Höhfeld J, Cyr D M, Patterson C
Institut für Zellbiologie, Rheinische Friedrich-Wilhelms-Universität Bonn, Ulrich-Haberland-Strasse 61a, D-53121 Bonn, Germany.
EMBO Rep. 2001 Oct;2(10):885-90. doi: 10.1093/embo-reports/kve206.
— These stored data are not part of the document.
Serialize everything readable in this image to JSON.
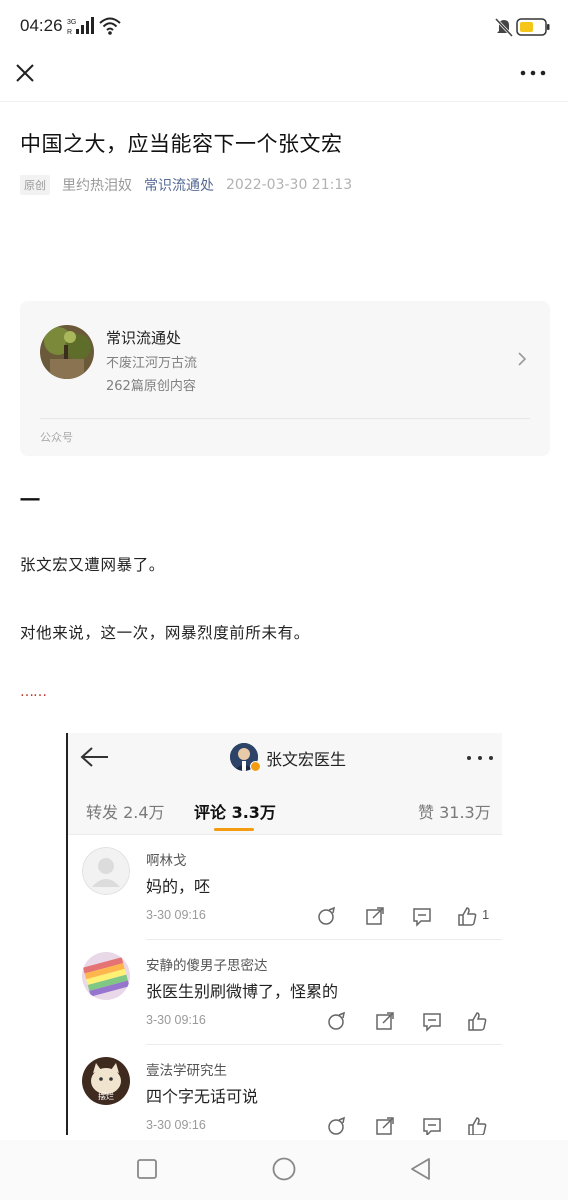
{
  "status_bar": {
    "time": "04:26",
    "network": "3G",
    "signal_icon": "signal-bars-icon",
    "wifi_icon": "wifi-icon",
    "mute_icon": "mute-bell-icon",
    "battery_color": "#f5c518"
  },
  "nav": {
    "close_icon": "close-icon",
    "more_icon": "more-dots-icon"
  },
  "article": {
    "title": "中国之大，应当能容下一个张文宏",
    "original_badge": "原创",
    "author": "里约热泪奴",
    "account_link": "常识流通处",
    "date": "2022-03-30 21:13"
  },
  "account_card": {
    "name": "常识流通处",
    "description": "不废江河万古流",
    "article_count": "262篇原创内容",
    "type_label": "公众号"
  },
  "body": {
    "section_mark": "一",
    "paragraph_1": "张文宏又遭网暴了。",
    "paragraph_2": "对他来说，这一次，网暴烈度前所未有。",
    "ellipsis": "……"
  },
  "embed": {
    "title": "张文宏医生",
    "tabs": {
      "repost": "转发 2.4万",
      "comment": "评论 3.3万",
      "like": "赞 31.3万"
    },
    "accent_color": "#f39c12",
    "comments": [
      {
        "name": "啊林戈",
        "text": "妈的，呸",
        "time": "3-30 09:16",
        "like_count": "1"
      },
      {
        "name": "安静的傻男子思密达",
        "text": "张医生别刷微博了，怪累的",
        "time": "3-30 09:16",
        "like_count": ""
      },
      {
        "name": "壹法学研究生",
        "text": "四个字无话可说",
        "time": "3-30 09:16",
        "like_count": "",
        "avatar_label": "摆烂"
      }
    ]
  },
  "system_nav": {
    "recent_icon": "square-icon",
    "home_icon": "circle-icon",
    "back_icon": "triangle-back-icon"
  }
}
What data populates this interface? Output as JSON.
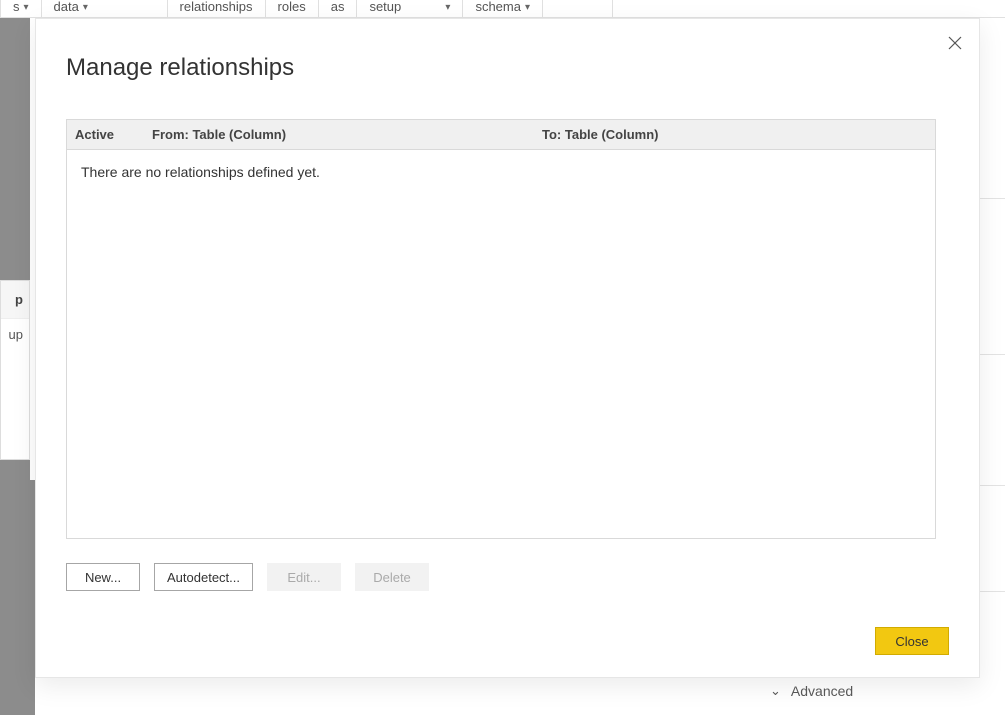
{
  "ribbon": {
    "items": [
      {
        "label": "s",
        "chev": true
      },
      {
        "label": "data",
        "chev": true
      },
      {
        "label": "relationships",
        "chev": false
      },
      {
        "label": "roles",
        "chev": false
      },
      {
        "label": "as",
        "chev": false
      },
      {
        "label": "setup",
        "chev": true,
        "wide": true
      },
      {
        "label": "schema",
        "chev": true
      }
    ]
  },
  "side": {
    "header": "p",
    "row": "up"
  },
  "background": {
    "advanced_label": "Advanced"
  },
  "dialog": {
    "title": "Manage relationships",
    "table": {
      "col_active": "Active",
      "col_from": "From: Table (Column)",
      "col_to": "To: Table (Column)",
      "empty_message": "There are no relationships defined yet."
    },
    "buttons": {
      "new": "New...",
      "autodetect": "Autodetect...",
      "edit": "Edit...",
      "delete": "Delete",
      "close": "Close"
    }
  }
}
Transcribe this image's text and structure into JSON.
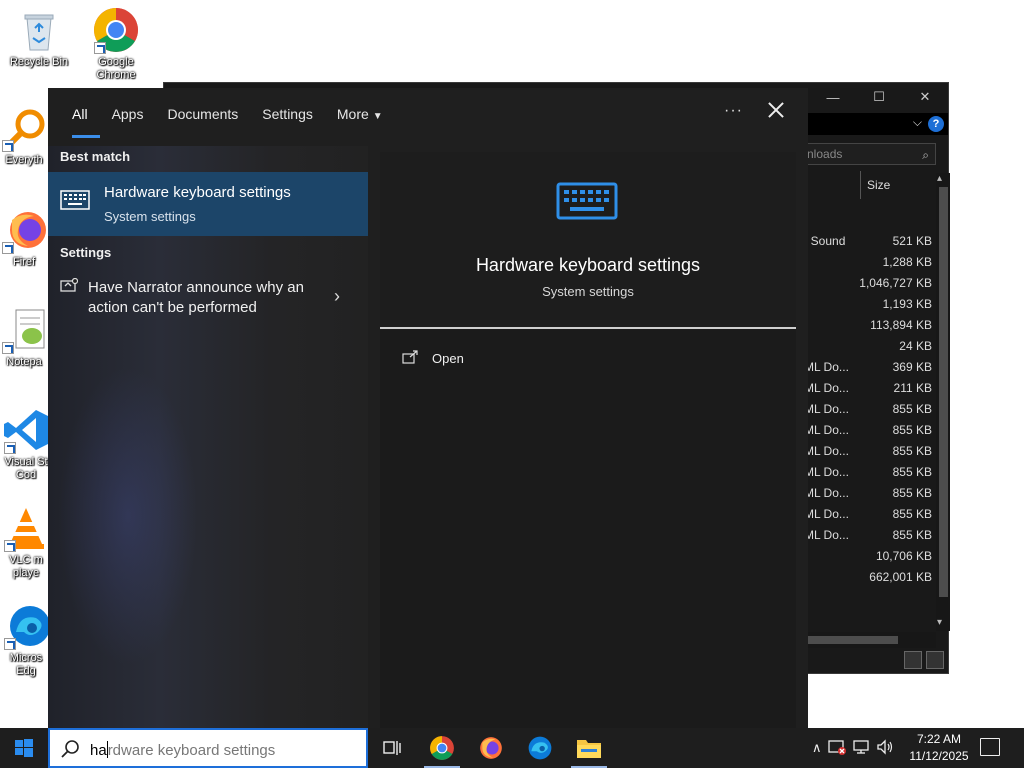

Molecular chaperones are known to facilitate cellular protein folding. They bind non-native proteins and orchestrate the folding process in conjunction with regulatory cofactors that modulate the affinity of the chaperone for its substrate. However, not every attempt to fold a protein is successful and chaperones can direct misfolded proteins to the cellular degradation machinery for destruction. Protein quality control thus appears to involve close cooperation between molecular chaperones and energy-dependent proteases. Molecular mechanisms underlying this interplay have been largely enigmatic so far. Here we present a novel concept for the regulation of the eukaryotic Hsp70 and Hsp90 chaperone systems during protein folding and protein degradation.
已知分子伴侣可促进细胞内蛋白质折叠。它们结合未折叠的蛋白质,并与调节分子伴侣对其底物亲和力的调节辅因子协同调控折叠过程。然而,并非每次蛋白质折叠尝试都能成功,分子伴侣可将错误折叠的蛋白质导向细胞降解机制进行破坏。因此,蛋白质质量控制似乎涉及分子伴侣与能量依赖性蛋白酶之间的密切合作。到目前为止,这种相互作用的分子机制在很大程度上仍是个谜。在此,我们提出了一个关于真核生物Hsp70和Hsp90伴侣系统在蛋白质折叠和蛋白质降解过程中调控的新概念。